Mat: Can you elaborate on the healthcare example? How exactly would Agentic AI work there?

Sara: Sure. Let’s take cancer diagnostics. A traditional AI model might analyze an X-ray image and suggest a diagnosis. An Agentic AI system, however, would go further. One agent might analyze the image, another might cross-reference the patient’s medical history, and a third could compare the findings against the latest medical research. These agents collaborate and iterate, refining the diagnosis until they reach the most accurate conclusion. This iterative, multi-agent approach can significantly improve diagnostic accuracy.

Sara: But this Agentic AI approach isn’t limited to healthcare. It’s a hugely scalable model, especially for general AI reasoning. The real key lies in equipping agents with domain expertise through training on unique datasets. When agents are trained on specialized and diverse data sources, they elevate the iterative process to achieve even more sophisticated reasoning capabilities. This enables the system to operate in an autonomous, self-recurring manner, refining itself over time. The first step, though, is crucial: tapping into untapped data sources and transforming them into organized, actionable learning databases. Enterprises and industries sitting on vast but underutilized datasets will find immense value by unlocking these resources for Agentic AI training.

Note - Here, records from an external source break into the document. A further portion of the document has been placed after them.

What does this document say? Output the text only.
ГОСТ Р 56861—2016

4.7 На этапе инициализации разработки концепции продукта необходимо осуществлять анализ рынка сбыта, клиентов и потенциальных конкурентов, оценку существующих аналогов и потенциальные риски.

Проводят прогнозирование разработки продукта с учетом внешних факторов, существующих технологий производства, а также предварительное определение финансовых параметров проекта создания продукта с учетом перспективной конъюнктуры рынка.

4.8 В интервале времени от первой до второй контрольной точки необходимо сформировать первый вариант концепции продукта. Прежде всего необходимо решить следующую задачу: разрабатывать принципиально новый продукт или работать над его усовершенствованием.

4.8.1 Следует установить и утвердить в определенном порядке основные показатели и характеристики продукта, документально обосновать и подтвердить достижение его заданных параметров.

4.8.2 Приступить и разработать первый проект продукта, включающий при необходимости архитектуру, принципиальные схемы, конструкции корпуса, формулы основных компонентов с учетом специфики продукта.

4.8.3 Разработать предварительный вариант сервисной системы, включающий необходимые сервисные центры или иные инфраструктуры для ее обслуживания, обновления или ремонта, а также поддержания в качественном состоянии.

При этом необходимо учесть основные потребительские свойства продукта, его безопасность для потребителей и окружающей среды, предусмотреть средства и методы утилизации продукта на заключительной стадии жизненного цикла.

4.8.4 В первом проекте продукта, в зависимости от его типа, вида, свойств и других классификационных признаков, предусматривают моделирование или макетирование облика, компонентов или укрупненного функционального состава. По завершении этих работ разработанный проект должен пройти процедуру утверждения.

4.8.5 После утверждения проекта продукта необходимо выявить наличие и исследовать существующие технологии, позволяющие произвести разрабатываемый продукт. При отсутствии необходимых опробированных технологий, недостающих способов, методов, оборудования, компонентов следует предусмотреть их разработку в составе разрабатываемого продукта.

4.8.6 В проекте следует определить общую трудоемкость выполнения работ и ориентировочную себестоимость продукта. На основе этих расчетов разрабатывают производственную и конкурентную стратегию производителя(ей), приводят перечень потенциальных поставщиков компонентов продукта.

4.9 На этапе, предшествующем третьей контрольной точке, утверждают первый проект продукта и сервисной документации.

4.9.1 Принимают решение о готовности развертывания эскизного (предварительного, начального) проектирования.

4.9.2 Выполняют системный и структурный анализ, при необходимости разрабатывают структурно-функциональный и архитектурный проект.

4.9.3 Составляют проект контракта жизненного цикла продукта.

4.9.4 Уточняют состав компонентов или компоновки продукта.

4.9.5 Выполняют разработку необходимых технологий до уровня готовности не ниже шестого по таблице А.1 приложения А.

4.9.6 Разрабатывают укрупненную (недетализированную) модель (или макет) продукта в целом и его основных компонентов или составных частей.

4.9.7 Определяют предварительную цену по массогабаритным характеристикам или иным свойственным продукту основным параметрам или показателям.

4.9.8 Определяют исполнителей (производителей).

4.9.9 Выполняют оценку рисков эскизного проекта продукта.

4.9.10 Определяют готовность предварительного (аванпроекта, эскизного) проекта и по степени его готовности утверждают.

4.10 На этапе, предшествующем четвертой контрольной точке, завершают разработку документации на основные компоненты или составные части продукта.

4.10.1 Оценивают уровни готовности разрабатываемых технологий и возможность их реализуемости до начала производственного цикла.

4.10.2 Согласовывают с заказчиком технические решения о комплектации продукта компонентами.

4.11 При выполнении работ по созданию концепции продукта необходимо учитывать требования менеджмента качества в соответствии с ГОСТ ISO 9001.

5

Mat: That makes sense. It sounds like Agentic AI is carving out a niche in areas where traditional AI struggles.

Sara: Absolutely. As Ilya Sutskever, one of the co-founders of OpenAI, has speculated, Agentic AI represents more than just a technical advancement. He suggests that this approach could eventually bring AI closer to human-like reasoning and problem-solving. It’s not just about performing tasks—it’s about understanding context, adapting dynamically, and potentially achieving a form of self-awareness. This is why Agentic AI is seen as a critical branch of AI’s future evolution.

Mat: Ilya Sutskever’s perspective adds a lot of weight to this. Do you think this could redefine how we think about AI investment opportunities?

Sara: Definitely. Agentic AI, alongside generative AI, opens up entirely new verticals for growth. Generative AI still has immense potential and remains in its early stages, so there’s plenty of room for investment and innovation. For those concerned about the scalability of traditional models, Agentic AI provides a complementary path forward—one that could redefine industries like healthcare, robotics, and beyond. It’s an exciting time to be looking at AI from both a technological and an investment standpoint.

Mat: It’s an exciting direction for sure. Thanks for breaking it down, Sara. I feel like I have a much better understanding now.

Sara: You’re welcome, Mat. It’s an evolving field, but one with immense potential. I’m sure we’ll see even more groundbreaking developments in the years to come.